Kriteria yang dipakai pemerintah dan Nahdlatul Ulama mengikuti standar MABIMS, yakni kesepakatan menteri agama Brunei Darussalam, Indonesia, Malaysia, dan Singapura. Patokannya, hilal harus memiliki ketinggian minimal 3 derajat dan elongasi 6,4 derajat. Di bawah angka itu, belum dihitung sebagai bulan hijriah baru.
Jika kriteria terpenuhi saat pengamatan sore hari, maka keesokan harinya sudah masuk bulan hijriah baru.
BMKG merilis data kondisi hilal yang jadi dasar penentuan awal Ramadhan 1447 Hijriah. Pada 17 Februari 2026 saat matahari terbenam, ketinggian hilal di Indonesia berkisar antara minus 2,41 derajat di Jayapura hingga minus 0,93 derajat di Tua Pejat, Sumatera Barat.
Kondisi berubah pada 18 Februari 2026. Ketinggian hilal naik drastis menjadi 7,62 derajat di Merauke hingga 10,03 derajat di Sabang.
Elongasi hilal pada 17 Februari berada di kisaran 0,94 derajat di Banda Aceh hingga 1,89 derajat di Jayapura. Sehari kemudian, elongasi meningkat menjadi 10,7 derajat di Jayapura hingga 12,21 derajat di Banda Aceh.

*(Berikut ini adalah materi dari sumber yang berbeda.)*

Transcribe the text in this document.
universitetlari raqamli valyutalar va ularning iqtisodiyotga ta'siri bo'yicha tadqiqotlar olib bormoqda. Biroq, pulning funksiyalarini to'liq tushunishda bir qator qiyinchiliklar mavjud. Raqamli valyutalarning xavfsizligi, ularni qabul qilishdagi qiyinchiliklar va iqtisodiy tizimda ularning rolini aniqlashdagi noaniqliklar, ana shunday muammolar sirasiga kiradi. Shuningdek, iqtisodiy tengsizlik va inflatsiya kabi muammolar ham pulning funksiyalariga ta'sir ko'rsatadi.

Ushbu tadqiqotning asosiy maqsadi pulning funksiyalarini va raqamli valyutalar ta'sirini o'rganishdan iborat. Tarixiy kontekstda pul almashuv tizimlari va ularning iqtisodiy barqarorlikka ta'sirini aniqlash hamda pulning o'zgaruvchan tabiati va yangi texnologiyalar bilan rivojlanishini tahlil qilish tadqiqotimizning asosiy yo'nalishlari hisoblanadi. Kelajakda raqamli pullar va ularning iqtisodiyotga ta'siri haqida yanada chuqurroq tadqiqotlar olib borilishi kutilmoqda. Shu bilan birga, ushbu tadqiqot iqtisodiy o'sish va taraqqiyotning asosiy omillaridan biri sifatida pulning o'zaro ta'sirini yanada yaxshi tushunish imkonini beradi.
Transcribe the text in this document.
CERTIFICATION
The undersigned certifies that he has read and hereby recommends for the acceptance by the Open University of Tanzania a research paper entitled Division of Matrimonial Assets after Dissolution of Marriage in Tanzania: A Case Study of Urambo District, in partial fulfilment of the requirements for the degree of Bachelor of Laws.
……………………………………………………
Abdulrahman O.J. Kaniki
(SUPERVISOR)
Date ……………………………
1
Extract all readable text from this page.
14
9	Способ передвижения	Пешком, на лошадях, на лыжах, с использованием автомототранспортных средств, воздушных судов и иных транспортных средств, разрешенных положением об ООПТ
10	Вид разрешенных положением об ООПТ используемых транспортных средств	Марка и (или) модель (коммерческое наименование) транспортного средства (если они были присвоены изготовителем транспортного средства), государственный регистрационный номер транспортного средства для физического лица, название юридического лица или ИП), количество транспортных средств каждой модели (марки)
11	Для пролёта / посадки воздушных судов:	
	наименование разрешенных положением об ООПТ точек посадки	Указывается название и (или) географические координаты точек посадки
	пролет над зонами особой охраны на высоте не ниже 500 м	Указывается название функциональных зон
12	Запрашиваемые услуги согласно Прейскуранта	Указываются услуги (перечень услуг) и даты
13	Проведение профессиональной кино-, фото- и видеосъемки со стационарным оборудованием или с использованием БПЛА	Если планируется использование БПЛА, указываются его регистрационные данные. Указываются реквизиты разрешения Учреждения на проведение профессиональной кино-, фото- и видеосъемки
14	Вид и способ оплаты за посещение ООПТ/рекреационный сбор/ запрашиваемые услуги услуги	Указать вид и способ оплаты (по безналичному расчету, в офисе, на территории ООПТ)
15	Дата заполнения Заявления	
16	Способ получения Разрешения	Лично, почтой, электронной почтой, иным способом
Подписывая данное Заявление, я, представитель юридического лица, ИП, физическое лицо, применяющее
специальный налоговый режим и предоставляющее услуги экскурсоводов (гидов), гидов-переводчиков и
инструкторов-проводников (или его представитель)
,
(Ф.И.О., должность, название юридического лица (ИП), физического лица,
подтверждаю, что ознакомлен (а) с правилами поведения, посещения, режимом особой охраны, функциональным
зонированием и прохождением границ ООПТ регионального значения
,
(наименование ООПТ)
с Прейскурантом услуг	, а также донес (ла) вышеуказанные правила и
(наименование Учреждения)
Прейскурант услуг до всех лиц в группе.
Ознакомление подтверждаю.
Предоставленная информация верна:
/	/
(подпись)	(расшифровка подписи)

Thomas Djamaluddin, peneliti Pusat Riset Antariksa BRIN, memprediksi 1 Ramadhan 1447 Hijriah jatuh pada 19 Februari 2026. Prediksi ini berbeda dari Muhammadiyah yang sudah menetapkan awal Ramadhan pada 18 Februari 2026.
“Fakta astronomi pada saat maghrib 17 Februari 2026 di wilayah Asia Tenggara, posisi hilal belum memenuhi kriteria MABIMS, yaitu kurva kuning, ini tinggi minimal 3 derajat dan elongasi 6,4 derajat geosentrik,” ujar Thomas.
Berdasarkan kondisi itu, BRIN memperkirakan 1 Ramadhan baru dimulai 19 Februari. Namun sebagian ormas Islam menggunakan kriteria Turki yang memungkinkan awal Ramadhan jatuh sehari lebih cepat karena kriteria tersebut sudah terpenuhi di wilayah Amerika dan Alaska.
“Jadi, ada potensi perbedaan awal Ramadan, ada yang 18 Februari dan ada yang 19 Februari,” tambahnya.
Perbedaan tanggal awal Ramadhan antara Muhammadiyah dan pemerintah memang rutin terjadi tiap tahun. Muhammadiyah mengandalkan metode hisab hakiki wujudul hilal, sementara pemerintah dan NU lebih mengedepankan rukyat atau pengamatan hilal secara langsung.
Oleh sebab itu, penetapan awal Ramadhan versi pemerintah bisa sama atau berbeda dengan hasil hisab Muhammadiyah. Sidang isbat nanti akan menjadi penentu resmi untuk kalender pemerintah.